As part of that drive, he encouraged the nation’s 10,000-plus health food stores to urge their customers to write their Representatives, unleashing a practically unheard-of blizzard of protest on Congress. And then Mr. Kessler went to Washington D.C. himself. He and other industry leaders lobbied against the FDA’s proposed rules and drafted a countermeasure to keep supplements out of the regulatory grip of the agency by classifying them as “food.”
“He was relentless,” said lobbyist Tony Podesta, whom Mr. Kessler hired to push the countermeasure through Congress. “He would talk to anyone and everyone trying to persuade them that the ingredients in his products were safe and that the approach of DSHEA [Dietary Supplement Health and Education Act] would safeguard public health.”
When it looked like Congress might leave for the holidays at the end of 1994 without voting on the measure, Mr. Kessler refused to quit. He worked his way in to see then-House Minority Whip Newt Gingrich – and convinced the Georgia Congressman to hold up adjournment so Congress could approve DSHEA, a name Mr. Kessler himself chose.

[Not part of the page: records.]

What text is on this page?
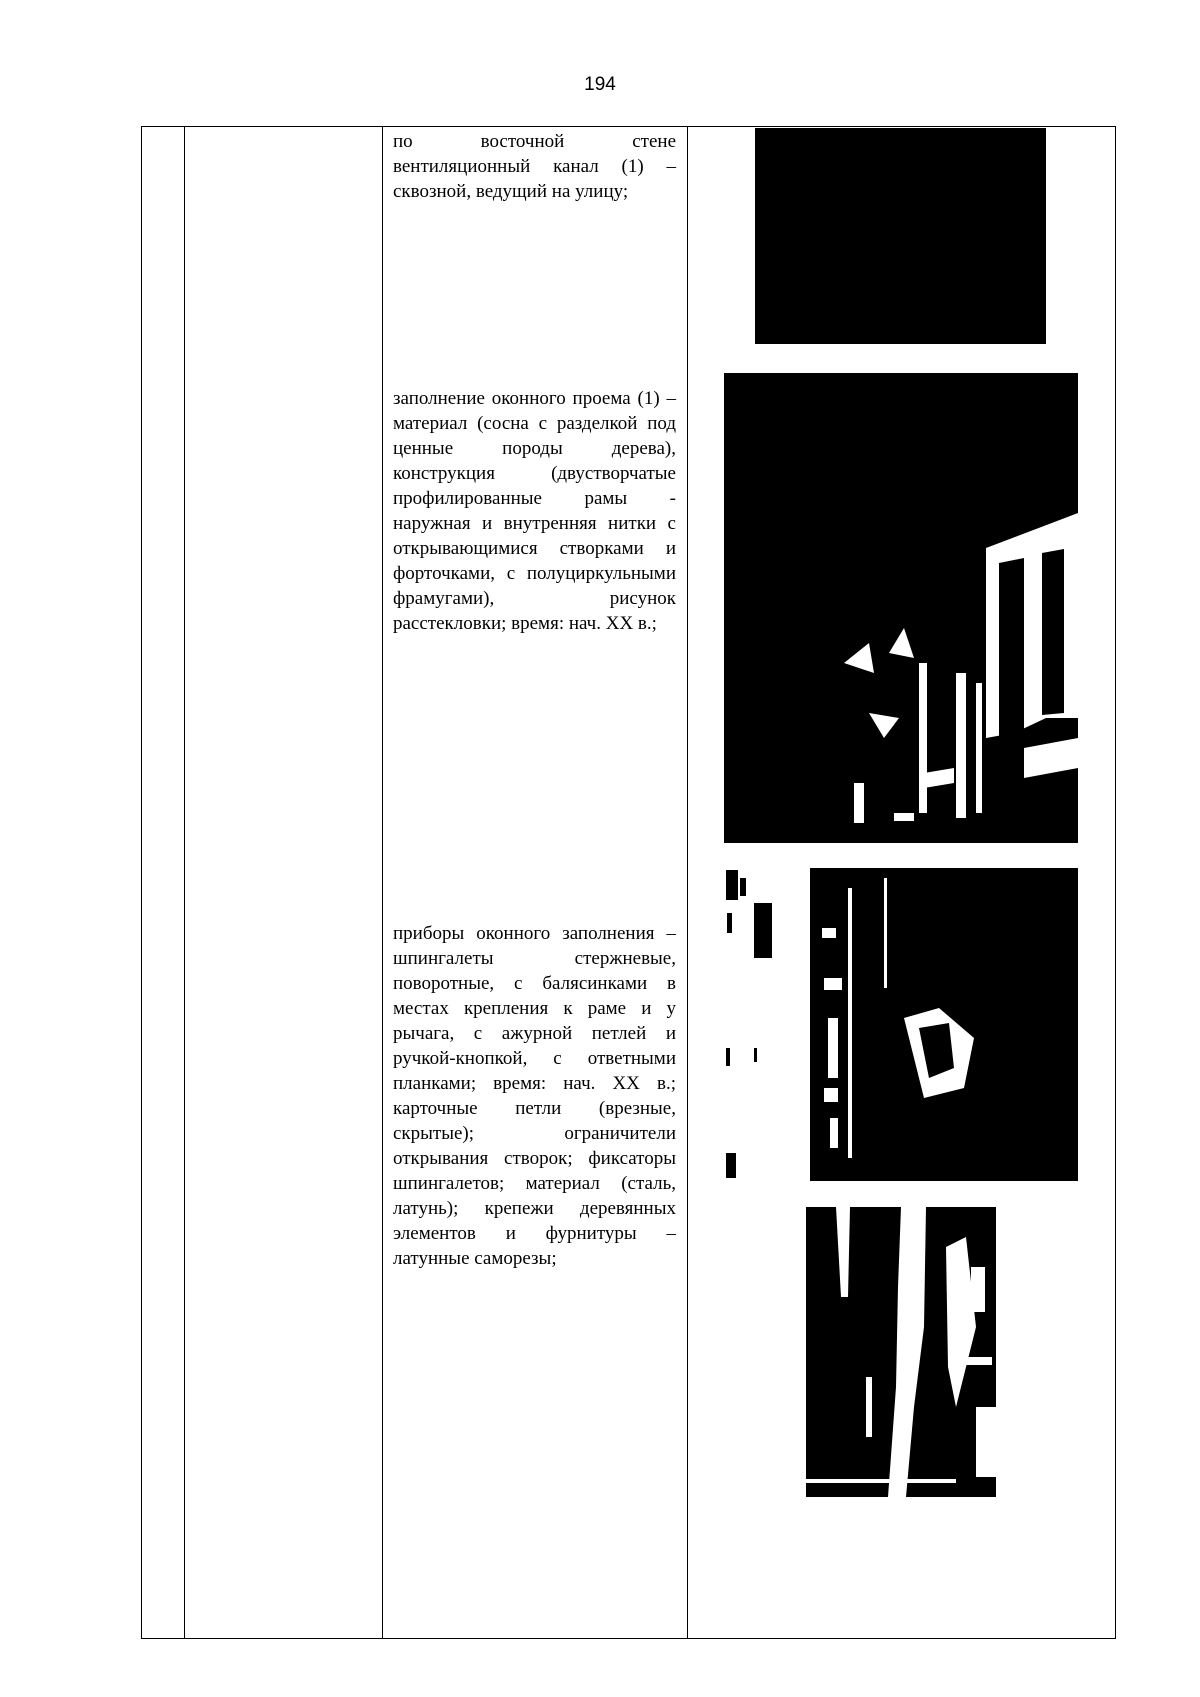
194

по восточной стене вентиляционный канал (1) – сквозной, ведущий на улицу;

заполнение оконного проема (1) – материал (сосна с разделкой под ценные породы дерева), конструкция (двустворчатые профилированные рамы - наружная и внутренняя нитки с открывающимися створками и форточками, с полуциркульными фрамугами), рисунок расстекловки; время: нач. XX в.;

приборы оконного заполнения – шпингалеты стержневые, поворотные, с балясинками в местах крепления к раме и у рычага, с ажурной петлей и ручкой-кнопкой, с ответными планками; время: нач. XX в.; карточные петли (врезные, скрытые); ограничители открывания створок; фиксаторы шпингалетов; материал (сталь, латунь); крепежи деревянных элементов и фурнитуры – латунные саморезы;
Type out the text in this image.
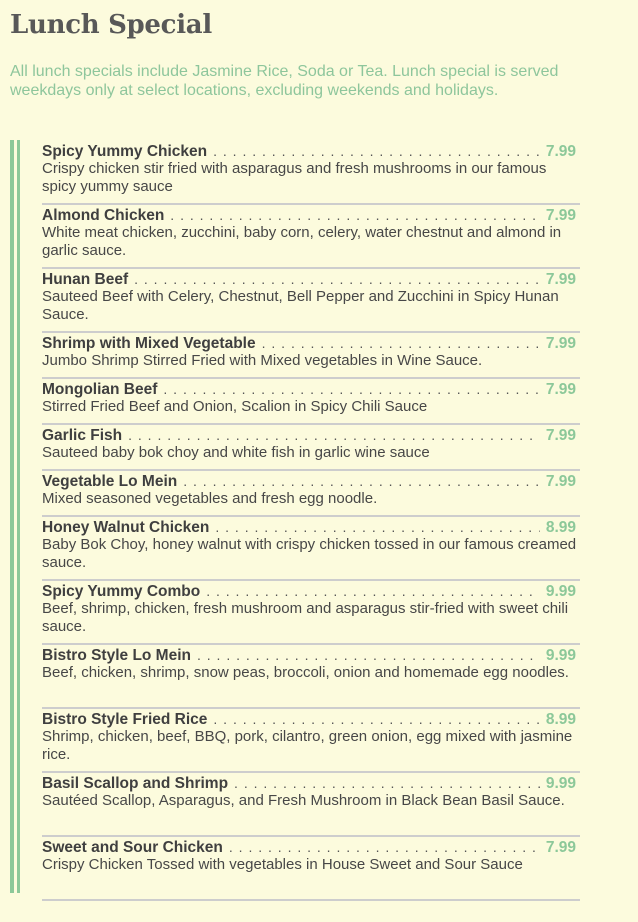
Lunch Special

All lunch specials include Jasmine Rice, Soda or Tea. Lunch special is served weekdays only at select locations, excluding weekends and holidays.

Spicy Yummy Chicken . . .	7.99

Crispy chicken stir fried with asparagus and fresh mushrooms in our famous spicy yummy sauce

Almond Chicken . . .	7.99

White meat chicken, zucchini, baby corn, celery, water chestnut and almond in garlic sauce.

Hunan Beef . . .	7.99

Sauteed Beef with Celery, Chestnut, Bell Pepper and Zucchini in Spicy Hunan Sauce.

Shrimp with Mixed Vegetable . . .	7.99

Jumbo Shrimp Stirred Fried with Mixed vegetables in Wine Sauce.

Mongolian Beef . . .	7.99

Stirred Fried Beef and Onion, Scalion in Spicy Chili Sauce

Garlic Fish . . .	7.99

Sauteed baby bok choy and white fish in garlic wine sauce

Vegetable Lo Mein . . .	7.99

Mixed seasoned vegetables and fresh egg noodle.

Honey Walnut Chicken . . .	8.99

Baby Bok Choy, honey walnut with crispy chicken tossed in our famous creamed sauce.

Spicy Yummy Combo . . .	9.99

Beef, shrimp, chicken, fresh mushroom and asparagus stir-fried with sweet chili sauce.

Bistro Style Lo Mein . . .	9.99

Beef, chicken, shrimp, snow peas, broccoli, onion and homemade egg noodles.

Bistro Style Fried Rice . . .	8.99

Shrimp, chicken, beef, BBQ, pork, cilantro, green onion, egg mixed with jasmine rice.

Basil Scallop and Shrimp . . .	9.99

Sautéed Scallop, Asparagus, and Fresh Mushroom in Black Bean Basil Sauce.

Sweet and Sour Chicken . . .	7.99

Crispy Chicken Tossed with vegetables in House Sweet and Sour Sauce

The law, which went into effect in 1996, not only ended the FDA threat but paved the way for the tremendous growth of an industry that now exceeds an estimated $100 billion a year in global sales. More letters were written to Congress on DSHEA than on any other piece of legislation, leading then-President Bill Clinton to say that its passage “speaks to the diligence with which an unofficial army of nutritionally conscious people worked democratically to change the laws in an area deeply important to them.”
At the time of his death, the Natural Organics company that Mr. Kessler started from his home had become a manufacturing and sales machine for its NaturesPlus brand, employing nearly 400 people and selling more than a thousand products in 130 countries around the world.
The continued success of Natural Organics and NaturesPlus, and the thriving natural supplement industry as a whole, ensure that Gerald Kessler’s corporate and personal legacy will endure for generations.
With a tenacious loyalty to his own vision, Mr. Kessler dramatically improved the lives of millions of people across the globe.